A unique feature of the festival is that, although launched as a religious festival and presided over by sheikhs, it was nevertheless an extremely ‘secular’ celebration—if one is allowed to use the word in this context. Religious Sheikhs not only participated in these mundane, licentious activities, but also blessed them and gave them public approval.

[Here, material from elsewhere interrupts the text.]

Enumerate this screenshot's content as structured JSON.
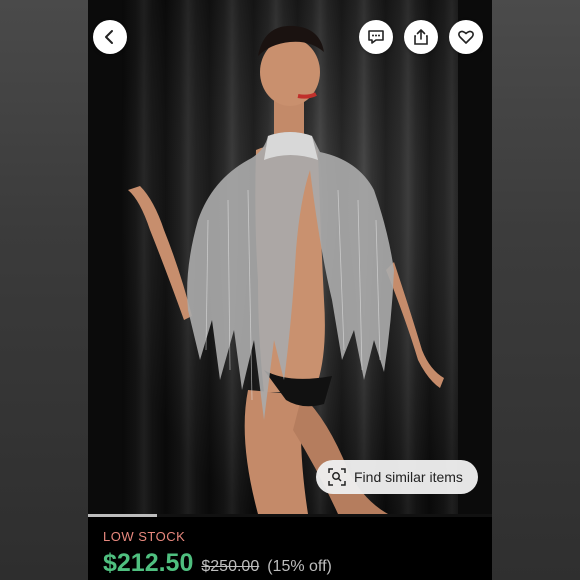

Rubeen was a family affair. The famous saying attributed to the cunning women of Jaffa was “Ya Bitrawibni, Ya biTaliqni” [‘Either you take me to Rubeen or I will have you divorce me’]. It was not considered proper for single men to go to Jaffa unaccompanied. And although the public spaces of Rubeen involved the milling around of men and women, the organized cultural events, such as the plays, film screening, and musical concerts were apparently segregated, although the evidence here is conflicting. Both Yusif Haikal—the last mayor of Jaffa, and Ahmad Abdel Rahim suggest that some events were mixed.11

Rubeen was an exceptional case of synchrony—displaying the creative adaptation of a popular traditional festival to the diktat of modernity, without either of them prevailing over the other. It was last celebrated in the summer of 1946 on the eve of the partition of Palestine. By sheer coincidence it was attended by the late historian Elias Rantisi who took a series of vivid photographs of the event that immortalized the joie de vivre and innocence of a city that was lost forever.12

1 Said Yusef Dajani, Kayy La Nansa: Yaffa, p. 129

2 Philip Baldensperger, “Religion, Feasts, and Processions,” in the Quarterly Statement, Palestine Exploration Fund Quarterly, 1920, p. 163-165

3 Ibid., p. 164. The Alsacian Baldensperger who attended the feast calls the celebration ‘frivolous’

4 Ahmad Abdel Rahim, “Rubeen,” in Sharabi and Diab, Itr Yafa, 115-118; Dajani, op. cit.; Elias Rantisi “Mawsim Rubeen,” in Itr Yafa, pp. 71- 73

5 Ahmad Abdel Rahim, p. 115

6 Rantisi, p. 71

7 Dajani, p. 131; Rantisi, p. 71

8 Dajani, 131-132; Abdel Rahim, 115

9 Dajani, p. 132, Abdel Rahim, 115

10 Dajani, p. 131

11 Abdel Rahim mentioned that on one occasion (undated) a mixed performance was organized for a play featuring Fatmah Rushdi, and a riot almost broke out. (op. cit, p. 115)

12 The photographs appear in Itr Yafa, a volume of memoirs edited by Imtiaz Diab and Hisham Sharabi.